Women in Luxury 2019 was produced by Luxury Daily, with venue sponsor UBS

Muse magazine
Over the course of its decades-long history, luxury magazine Robb Report has been geared towards male readers. However, research showed that 85 percent of Robb Report subscribers were married or otherwise lived with women in their households, indicating that the publication was already reaching female readers.

Robb Report launched the Muse brand in spring 2018. Ms. Newman, the long-time executive editor of the style section at Robb Report, was named the publication’s editor (see story).

Jill Newman speaking at Women in Luxury 2019. Photo by Alice Young for Luxury Daily

In addition to spring and fall print issues, Muse hosts seasonal speaker sessions, dubbed Musings, and publishes digital content on a nearly daily basis on its Web site.

According to Ms. Newman, one way Muse differentiates itself from Robb Report is its emphasis on storytelling instead of products. For instance, Robb Report coverage often includes features on luxury timepieces or automobiles.

Muse, on the other hand, focuses on trailblazers and pioneers in different industries, and the subjects just happen to be women.

In its most recent issue, Muse asked female thought leaders to name women who were emerging as the next rising stars.

Similarly Muse’s fall 2018 issue, polybagged to Robb Report’s October edition, was themed around “Passion and Purpose.” Among the editorial features in the issue was a story about philanthropic travel experiences (see story).

Readership reach
Similarly to Robb ReportMuse does not appear on newsstands and instead targets a smaller audience of affluent women.

Content is only part of the media business, and publications still rely on advertising to make money.
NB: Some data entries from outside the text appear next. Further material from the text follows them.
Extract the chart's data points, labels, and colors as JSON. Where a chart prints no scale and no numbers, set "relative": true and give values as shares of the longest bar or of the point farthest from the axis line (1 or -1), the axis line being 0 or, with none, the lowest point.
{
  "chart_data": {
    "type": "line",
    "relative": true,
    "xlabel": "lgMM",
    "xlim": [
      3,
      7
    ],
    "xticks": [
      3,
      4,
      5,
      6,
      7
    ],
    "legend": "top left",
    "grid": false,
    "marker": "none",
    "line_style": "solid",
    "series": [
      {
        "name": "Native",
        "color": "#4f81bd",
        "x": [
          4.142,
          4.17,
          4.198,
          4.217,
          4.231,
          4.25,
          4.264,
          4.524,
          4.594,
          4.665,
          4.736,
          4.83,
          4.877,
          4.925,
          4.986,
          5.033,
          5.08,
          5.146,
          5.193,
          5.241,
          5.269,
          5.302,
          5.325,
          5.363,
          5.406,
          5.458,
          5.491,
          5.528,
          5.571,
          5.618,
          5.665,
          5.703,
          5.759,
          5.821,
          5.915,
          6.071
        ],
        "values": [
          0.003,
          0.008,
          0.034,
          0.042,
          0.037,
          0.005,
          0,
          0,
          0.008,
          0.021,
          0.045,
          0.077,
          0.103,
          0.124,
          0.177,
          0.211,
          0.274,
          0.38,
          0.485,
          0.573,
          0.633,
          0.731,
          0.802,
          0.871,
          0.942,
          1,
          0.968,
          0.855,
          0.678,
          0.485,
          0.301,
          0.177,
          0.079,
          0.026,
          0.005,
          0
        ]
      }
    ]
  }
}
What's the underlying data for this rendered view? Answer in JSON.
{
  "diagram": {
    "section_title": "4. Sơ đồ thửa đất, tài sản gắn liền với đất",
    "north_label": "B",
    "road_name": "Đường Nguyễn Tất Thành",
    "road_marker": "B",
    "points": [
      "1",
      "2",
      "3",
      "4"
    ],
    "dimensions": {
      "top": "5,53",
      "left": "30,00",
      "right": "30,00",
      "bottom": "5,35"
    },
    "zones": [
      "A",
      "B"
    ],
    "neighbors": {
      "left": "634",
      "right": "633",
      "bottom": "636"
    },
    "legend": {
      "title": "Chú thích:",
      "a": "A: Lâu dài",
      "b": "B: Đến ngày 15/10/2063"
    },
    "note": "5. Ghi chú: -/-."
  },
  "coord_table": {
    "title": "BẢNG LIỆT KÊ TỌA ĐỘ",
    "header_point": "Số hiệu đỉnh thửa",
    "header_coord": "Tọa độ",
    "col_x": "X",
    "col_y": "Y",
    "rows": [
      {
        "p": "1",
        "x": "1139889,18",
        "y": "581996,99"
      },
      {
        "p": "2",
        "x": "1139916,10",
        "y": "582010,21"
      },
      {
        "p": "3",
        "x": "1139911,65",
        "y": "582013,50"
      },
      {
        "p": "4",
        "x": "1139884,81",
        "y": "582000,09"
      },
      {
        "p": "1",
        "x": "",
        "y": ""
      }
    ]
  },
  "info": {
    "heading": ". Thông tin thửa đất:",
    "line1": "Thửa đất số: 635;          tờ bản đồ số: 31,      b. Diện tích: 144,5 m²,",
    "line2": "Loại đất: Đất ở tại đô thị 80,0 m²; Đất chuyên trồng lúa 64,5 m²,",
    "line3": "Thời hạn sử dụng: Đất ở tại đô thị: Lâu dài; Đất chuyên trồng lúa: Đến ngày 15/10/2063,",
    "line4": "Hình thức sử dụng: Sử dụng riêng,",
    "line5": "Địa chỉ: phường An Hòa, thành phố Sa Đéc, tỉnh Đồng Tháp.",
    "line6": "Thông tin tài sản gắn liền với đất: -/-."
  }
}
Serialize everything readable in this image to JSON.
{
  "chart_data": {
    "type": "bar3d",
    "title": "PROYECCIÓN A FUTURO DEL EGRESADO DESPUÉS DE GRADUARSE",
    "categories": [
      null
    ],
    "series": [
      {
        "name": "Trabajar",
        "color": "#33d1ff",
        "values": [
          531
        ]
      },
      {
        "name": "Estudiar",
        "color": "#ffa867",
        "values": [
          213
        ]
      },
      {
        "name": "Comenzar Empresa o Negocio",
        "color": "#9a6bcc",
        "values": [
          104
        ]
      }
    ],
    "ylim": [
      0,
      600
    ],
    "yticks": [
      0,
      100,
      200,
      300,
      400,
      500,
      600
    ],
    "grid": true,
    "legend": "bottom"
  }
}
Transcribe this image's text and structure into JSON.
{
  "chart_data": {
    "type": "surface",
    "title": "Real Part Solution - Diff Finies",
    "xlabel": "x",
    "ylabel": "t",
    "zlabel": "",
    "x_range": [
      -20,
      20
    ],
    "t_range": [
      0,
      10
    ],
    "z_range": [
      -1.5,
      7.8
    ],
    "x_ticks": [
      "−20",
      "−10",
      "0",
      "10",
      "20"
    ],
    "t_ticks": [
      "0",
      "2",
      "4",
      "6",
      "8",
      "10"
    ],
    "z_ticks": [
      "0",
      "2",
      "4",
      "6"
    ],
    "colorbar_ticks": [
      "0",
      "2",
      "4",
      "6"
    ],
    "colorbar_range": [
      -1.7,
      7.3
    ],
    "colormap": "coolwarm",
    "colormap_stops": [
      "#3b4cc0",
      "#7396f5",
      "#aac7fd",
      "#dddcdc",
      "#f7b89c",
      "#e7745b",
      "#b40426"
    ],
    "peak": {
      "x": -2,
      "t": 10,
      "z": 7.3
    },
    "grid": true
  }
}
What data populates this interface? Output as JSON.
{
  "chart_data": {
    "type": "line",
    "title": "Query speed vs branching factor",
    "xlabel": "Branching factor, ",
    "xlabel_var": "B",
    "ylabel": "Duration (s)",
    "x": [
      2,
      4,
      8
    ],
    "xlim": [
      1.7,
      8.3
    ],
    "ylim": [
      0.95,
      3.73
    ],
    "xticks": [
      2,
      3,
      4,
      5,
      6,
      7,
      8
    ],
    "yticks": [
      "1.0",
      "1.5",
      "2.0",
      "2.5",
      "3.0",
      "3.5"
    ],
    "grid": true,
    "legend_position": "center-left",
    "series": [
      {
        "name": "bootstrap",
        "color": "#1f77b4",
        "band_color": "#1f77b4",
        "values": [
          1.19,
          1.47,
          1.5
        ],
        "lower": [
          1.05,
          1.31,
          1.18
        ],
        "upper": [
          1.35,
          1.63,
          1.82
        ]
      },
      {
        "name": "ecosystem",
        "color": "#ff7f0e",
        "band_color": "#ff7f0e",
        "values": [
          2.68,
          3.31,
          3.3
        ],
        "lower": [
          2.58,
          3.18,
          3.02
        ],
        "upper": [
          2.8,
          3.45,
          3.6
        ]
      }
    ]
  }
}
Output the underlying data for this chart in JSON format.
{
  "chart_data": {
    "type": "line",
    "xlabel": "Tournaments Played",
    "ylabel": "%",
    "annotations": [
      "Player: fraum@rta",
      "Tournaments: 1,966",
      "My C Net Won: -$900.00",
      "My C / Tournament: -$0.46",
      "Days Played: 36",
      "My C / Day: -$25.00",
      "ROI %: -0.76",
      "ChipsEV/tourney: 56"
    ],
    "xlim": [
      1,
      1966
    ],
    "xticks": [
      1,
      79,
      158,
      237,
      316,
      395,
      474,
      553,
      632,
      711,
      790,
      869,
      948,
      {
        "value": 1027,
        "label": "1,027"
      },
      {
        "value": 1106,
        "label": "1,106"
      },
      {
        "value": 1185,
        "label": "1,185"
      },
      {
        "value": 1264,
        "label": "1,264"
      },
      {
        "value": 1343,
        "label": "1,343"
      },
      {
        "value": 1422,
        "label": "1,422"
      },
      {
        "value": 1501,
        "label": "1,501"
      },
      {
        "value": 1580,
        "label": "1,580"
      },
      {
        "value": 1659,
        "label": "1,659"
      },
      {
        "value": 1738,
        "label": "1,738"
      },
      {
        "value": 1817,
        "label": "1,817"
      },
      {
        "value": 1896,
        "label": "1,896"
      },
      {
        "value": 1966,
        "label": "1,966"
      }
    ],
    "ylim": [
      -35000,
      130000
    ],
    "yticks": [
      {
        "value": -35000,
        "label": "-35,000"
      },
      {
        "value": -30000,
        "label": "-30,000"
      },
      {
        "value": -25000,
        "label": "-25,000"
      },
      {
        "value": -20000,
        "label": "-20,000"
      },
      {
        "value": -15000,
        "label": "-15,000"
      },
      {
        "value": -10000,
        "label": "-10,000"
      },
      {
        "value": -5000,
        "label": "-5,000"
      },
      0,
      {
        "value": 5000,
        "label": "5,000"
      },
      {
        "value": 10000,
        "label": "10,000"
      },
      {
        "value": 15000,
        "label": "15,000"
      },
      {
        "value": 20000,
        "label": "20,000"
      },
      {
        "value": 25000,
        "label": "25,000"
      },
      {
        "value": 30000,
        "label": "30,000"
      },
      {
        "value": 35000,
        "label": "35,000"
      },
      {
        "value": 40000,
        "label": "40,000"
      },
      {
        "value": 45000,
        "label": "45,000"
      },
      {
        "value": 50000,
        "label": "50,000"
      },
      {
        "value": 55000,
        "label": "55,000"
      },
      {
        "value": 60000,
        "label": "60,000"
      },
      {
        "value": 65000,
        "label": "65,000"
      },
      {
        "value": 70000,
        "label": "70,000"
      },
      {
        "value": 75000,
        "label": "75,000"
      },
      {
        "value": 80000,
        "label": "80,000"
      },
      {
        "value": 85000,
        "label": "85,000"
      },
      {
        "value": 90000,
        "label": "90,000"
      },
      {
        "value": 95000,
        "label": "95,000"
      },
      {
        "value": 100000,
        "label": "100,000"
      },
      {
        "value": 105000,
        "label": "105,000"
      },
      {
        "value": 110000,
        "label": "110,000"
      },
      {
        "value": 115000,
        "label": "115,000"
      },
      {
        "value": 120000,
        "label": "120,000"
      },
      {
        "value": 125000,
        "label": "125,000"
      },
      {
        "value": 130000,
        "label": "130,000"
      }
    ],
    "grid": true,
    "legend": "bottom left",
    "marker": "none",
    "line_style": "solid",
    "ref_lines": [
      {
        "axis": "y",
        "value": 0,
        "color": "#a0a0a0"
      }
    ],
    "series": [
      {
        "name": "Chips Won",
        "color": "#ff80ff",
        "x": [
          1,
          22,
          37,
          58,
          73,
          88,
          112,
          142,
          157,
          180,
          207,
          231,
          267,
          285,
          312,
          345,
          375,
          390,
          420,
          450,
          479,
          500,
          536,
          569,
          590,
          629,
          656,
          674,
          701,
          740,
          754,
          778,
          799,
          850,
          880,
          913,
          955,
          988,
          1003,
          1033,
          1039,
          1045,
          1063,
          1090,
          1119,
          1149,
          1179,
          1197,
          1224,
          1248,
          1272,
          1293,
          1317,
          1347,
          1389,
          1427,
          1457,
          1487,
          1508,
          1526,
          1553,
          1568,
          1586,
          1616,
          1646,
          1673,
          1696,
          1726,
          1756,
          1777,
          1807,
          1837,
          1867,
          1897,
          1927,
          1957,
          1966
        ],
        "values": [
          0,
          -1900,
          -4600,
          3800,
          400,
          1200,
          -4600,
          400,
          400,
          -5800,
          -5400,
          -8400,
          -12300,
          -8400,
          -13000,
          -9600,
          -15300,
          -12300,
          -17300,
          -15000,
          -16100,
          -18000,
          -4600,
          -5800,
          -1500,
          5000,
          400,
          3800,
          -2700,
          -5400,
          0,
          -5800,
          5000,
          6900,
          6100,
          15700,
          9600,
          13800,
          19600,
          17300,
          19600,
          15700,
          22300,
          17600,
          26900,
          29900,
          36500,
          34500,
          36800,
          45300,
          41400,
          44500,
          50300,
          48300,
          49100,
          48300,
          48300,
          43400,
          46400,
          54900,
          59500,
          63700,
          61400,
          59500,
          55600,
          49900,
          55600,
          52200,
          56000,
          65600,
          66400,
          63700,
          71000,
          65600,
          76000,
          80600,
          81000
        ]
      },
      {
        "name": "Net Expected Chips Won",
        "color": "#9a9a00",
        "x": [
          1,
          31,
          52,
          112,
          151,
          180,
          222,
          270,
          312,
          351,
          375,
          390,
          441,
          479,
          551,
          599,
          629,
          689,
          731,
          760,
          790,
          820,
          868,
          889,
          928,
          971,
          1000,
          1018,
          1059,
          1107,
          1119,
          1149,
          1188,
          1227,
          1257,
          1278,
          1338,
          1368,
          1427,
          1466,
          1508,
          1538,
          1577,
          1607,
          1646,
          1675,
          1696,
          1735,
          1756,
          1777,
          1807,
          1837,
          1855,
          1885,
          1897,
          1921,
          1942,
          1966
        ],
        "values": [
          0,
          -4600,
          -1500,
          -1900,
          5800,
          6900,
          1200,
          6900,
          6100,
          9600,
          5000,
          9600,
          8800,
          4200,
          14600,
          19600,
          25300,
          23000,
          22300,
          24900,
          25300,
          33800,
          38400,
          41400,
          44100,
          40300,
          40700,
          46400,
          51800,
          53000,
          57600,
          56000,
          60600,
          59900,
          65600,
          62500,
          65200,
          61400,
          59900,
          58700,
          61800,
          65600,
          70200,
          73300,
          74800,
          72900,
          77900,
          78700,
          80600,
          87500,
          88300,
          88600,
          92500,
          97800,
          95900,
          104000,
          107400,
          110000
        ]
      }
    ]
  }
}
This is why a selective audience is so important for Muse.

Most affluent women contribute just as much to their household’s income as men do, according to YouGov.

Fifty-five percent of households surveyed in YouGov’s Affluent Perspective 2017 report are dual-income, meaning that more women contribute to their family’s economic status than do not. As the luxury-consuming class continues to diversify with women and people of color earning more money than ever before, luxury brands need to be able to diversify their advertising efforts accordingly to reach these other demographics (see story).

Although high earners not rich yet, or HENRYs, only account for a quarter of the U.S. population, they present brands with a major opportunity as they account for 40 percent of consumer spending. Primarily led by women, HENRY households have a collective spending power of $2.4 trillion, for an average annual spend of $75,000 (see story).

“Wealth is changing, and it’s in the hands of women,” Ms. Newman said.